A ação faz parte da Operação Vérnix, desdobramento de investigações iniciadas ainda em 2019 após a apreensão de manuscritos na Penitenciária II de Presidente Venceslau, no interior paulista. As informações são da colunista Mirelle Pinheiro, do Metrópoles.
Segundo os investigadores, o esquema utilizava uma transportadora de cargas como empresa de fachada para movimentar recursos da facção criminosa. A polícia aponta que valores milionários eram distribuídos por meio de contas de terceiros e empresas ligadas aos investigados.
De acordo com o Ministério Público de São Paulo, análises financeiras identificaram movimentações consideradas suspeitas em contas pessoais e empresariais ligadas a Deolane.
A investigação afirma que a influenciadora teria recebido depósitos fracionados entre 2018 e 2021, prática conhecida como “smurfing”, utilizada para dificultar o rastreamento bancário. Os valores teriam ligação com recursos movimentados pela organização criminosa.
As autoridades também apontam que Deolane mantinha vínculos pessoais e comerciais com investigados apontados como operadores financeiros do esquema.
Segundo a polícia, imagens de depósitos destinados a contas ligadas à influenciadora foram encontradas no celular de um investigado apontado como operador central do esquema.
O nome de Everton de Souza, conhecido como Player, aparece nas investigações como responsável por orientar movimentações financeiras da organização. Ele também foi preso na operação.
Além disso, a Justiça autorizou o bloqueio de R$ 27 milhões em nome de Deolane. O valor corresponde, segundo os investigadores, a quantias cuja origem não teria sido comprovada.
Agentes também cumpriram mandados de busca e apreensão em imóveis ligados à influenciadora, incluindo a residência dela em Barueri, na Grande São Paulo.
Antes da operação, Deolane passou semanas em Roma, na Itália.

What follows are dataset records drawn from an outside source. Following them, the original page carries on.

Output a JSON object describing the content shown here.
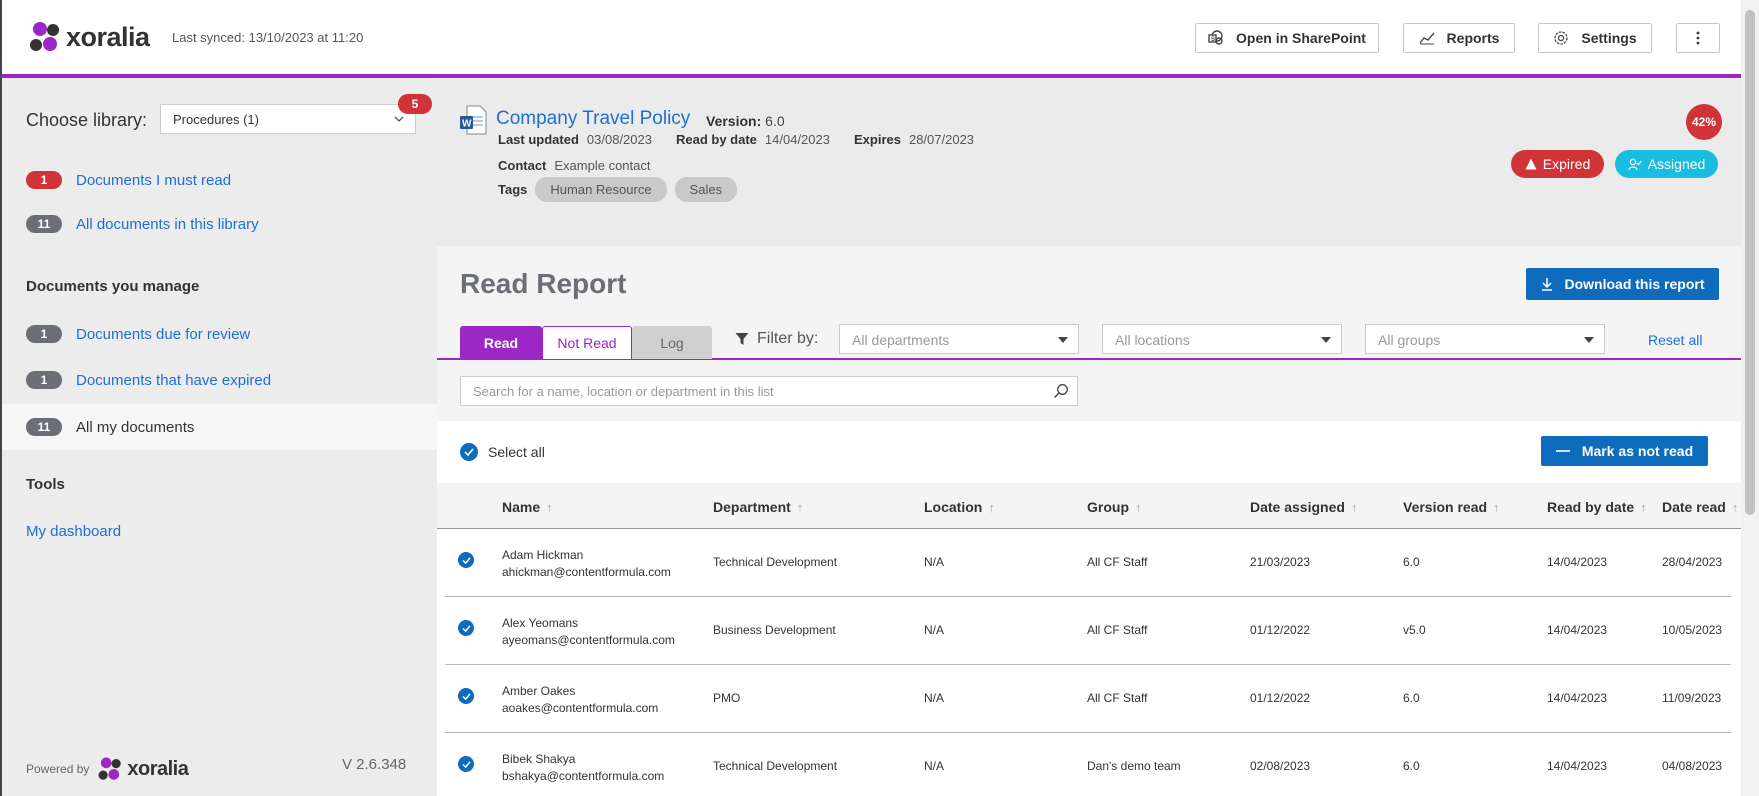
{
  "header": {
    "brand": "xoralia",
    "last_synced": "Last synced: 13/10/2023 at 11:20",
    "buttons": {
      "open_sharepoint": "Open in SharePoint",
      "reports": "Reports",
      "settings": "Settings"
    }
  },
  "sidebar": {
    "choose_library_label": "Choose library:",
    "library_selected": "Procedures (1)",
    "library_badge": "5",
    "items": [
      {
        "count": "1",
        "label": "Documents I must read"
      },
      {
        "count": "11",
        "label": "All documents in this library"
      }
    ],
    "manage_heading": "Documents you manage",
    "manage_items": [
      {
        "count": "1",
        "label": "Documents due for review"
      },
      {
        "count": "1",
        "label": "Documents that have expired"
      },
      {
        "count": "11",
        "label": "All my documents"
      }
    ],
    "tools_heading": "Tools",
    "dashboard_link": "My dashboard",
    "powered_by": "Powered by",
    "version": "V 2.6.348"
  },
  "document": {
    "title": "Company Travel Policy",
    "version_label": "Version:",
    "version": "6.0",
    "last_updated_label": "Last updated",
    "last_updated": "03/08/2023",
    "read_by_label": "Read by date",
    "read_by": "14/04/2023",
    "expires_label": "Expires",
    "expires": "28/07/2023",
    "contact_label": "Contact",
    "contact": "Example contact",
    "tags_label": "Tags",
    "tags": [
      "Human Resource",
      "Sales"
    ],
    "percent": "42%",
    "status_expired": "Expired",
    "status_assigned": "Assigned"
  },
  "report": {
    "title": "Read Report",
    "download_label": "Download this report",
    "tabs": {
      "read": "Read",
      "not_read": "Not Read",
      "log": "Log"
    },
    "filter_label": "Filter by:",
    "filters": {
      "departments": "All departments",
      "locations": "All locations",
      "groups": "All groups"
    },
    "reset_label": "Reset all",
    "search_placeholder": "Search for a name, location or department in this list",
    "select_all": "Select all",
    "mark_not_read": "Mark as not read",
    "columns": [
      "Name",
      "Department",
      "Location",
      "Group",
      "Date assigned",
      "Version read",
      "Read by date",
      "Date read"
    ],
    "rows": [
      {
        "name": "Adam Hickman",
        "email": "ahickman@contentformula.com",
        "department": "Technical Development",
        "location": "N/A",
        "group": "All CF Staff",
        "date_assigned": "21/03/2023",
        "version_read": "6.0",
        "read_by": "14/04/2023",
        "date_read": "28/04/2023"
      },
      {
        "name": "Alex Yeomans",
        "email": "ayeomans@contentformula.com",
        "department": "Business Development",
        "location": "N/A",
        "group": "All CF Staff",
        "date_assigned": "01/12/2022",
        "version_read": "v5.0",
        "read_by": "14/04/2023",
        "date_read": "10/05/2023"
      },
      {
        "name": "Amber Oakes",
        "email": "aoakes@contentformula.com",
        "department": "PMO",
        "location": "N/A",
        "group": "All CF Staff",
        "date_assigned": "01/12/2022",
        "version_read": "6.0",
        "read_by": "14/04/2023",
        "date_read": "11/09/2023"
      },
      {
        "name": "Bibek Shakya",
        "email": "bshakya@contentformula.com",
        "department": "Technical Development",
        "location": "N/A",
        "group": "Dan's demo team",
        "date_assigned": "02/08/2023",
        "version_read": "6.0",
        "read_by": "14/04/2023",
        "date_read": "04/08/2023"
      }
    ]
  }
}
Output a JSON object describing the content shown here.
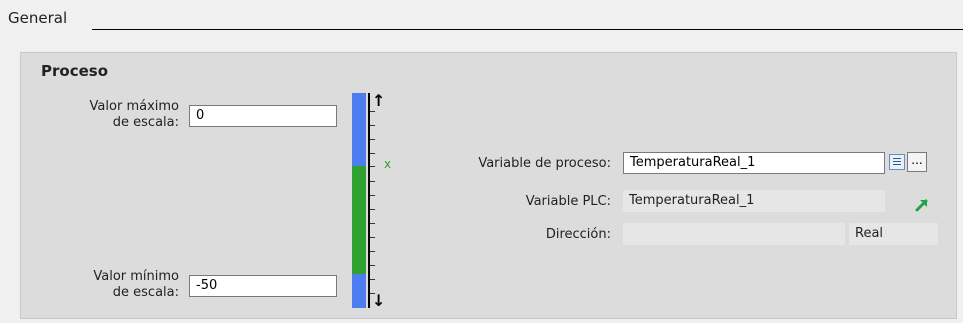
{
  "section": {
    "title": "General"
  },
  "process": {
    "title": "Proceso",
    "max_scale_label_1": "Valor máximo",
    "max_scale_label_2": "de escala:",
    "max_scale_value": "0",
    "min_scale_label_1": "Valor mínimo",
    "min_scale_label_2": "de escala:",
    "min_scale_value": "-50",
    "scale_marker": "x",
    "up_arrow": "↑",
    "down_arrow": "↓"
  },
  "variable": {
    "process_label": "Variable de proceso:",
    "process_value": "TemperaturaReal_1",
    "browse_label": "...",
    "plc_label": "Variable PLC:",
    "plc_value": "TemperaturaReal_1",
    "address_label": "Dirección:",
    "address_value": "",
    "type_value": "Real"
  },
  "colors": {
    "scale_blue": "#4d7df0",
    "scale_green": "#2ea12e",
    "goto_arrow": "#1fa44a"
  },
  "icons": {
    "browse": "list-browse-icon",
    "goto": "goto-arrow-icon"
  }
}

O nome dela chegou a ser incluído na lista de Difusão Vermelha da Interpol, mas ela retornou ao Brasil na quarta-feira (20/5).
Segunda prisão
Esta não é a primeira vez que Deolane enfrenta problemas com a Justiça. Em setembro do ano passado, ela foi presa durante a Operação Integration, da Polícia Civil de Pernambuco, que investigava lavagem de dinheiro e jogos ilegais relacionados a casas de apostas.
Na ocasião, a influenciadora ficou no centro de uma investigação sobre movimentações financeiras milionárias e ostentação de patrimônio.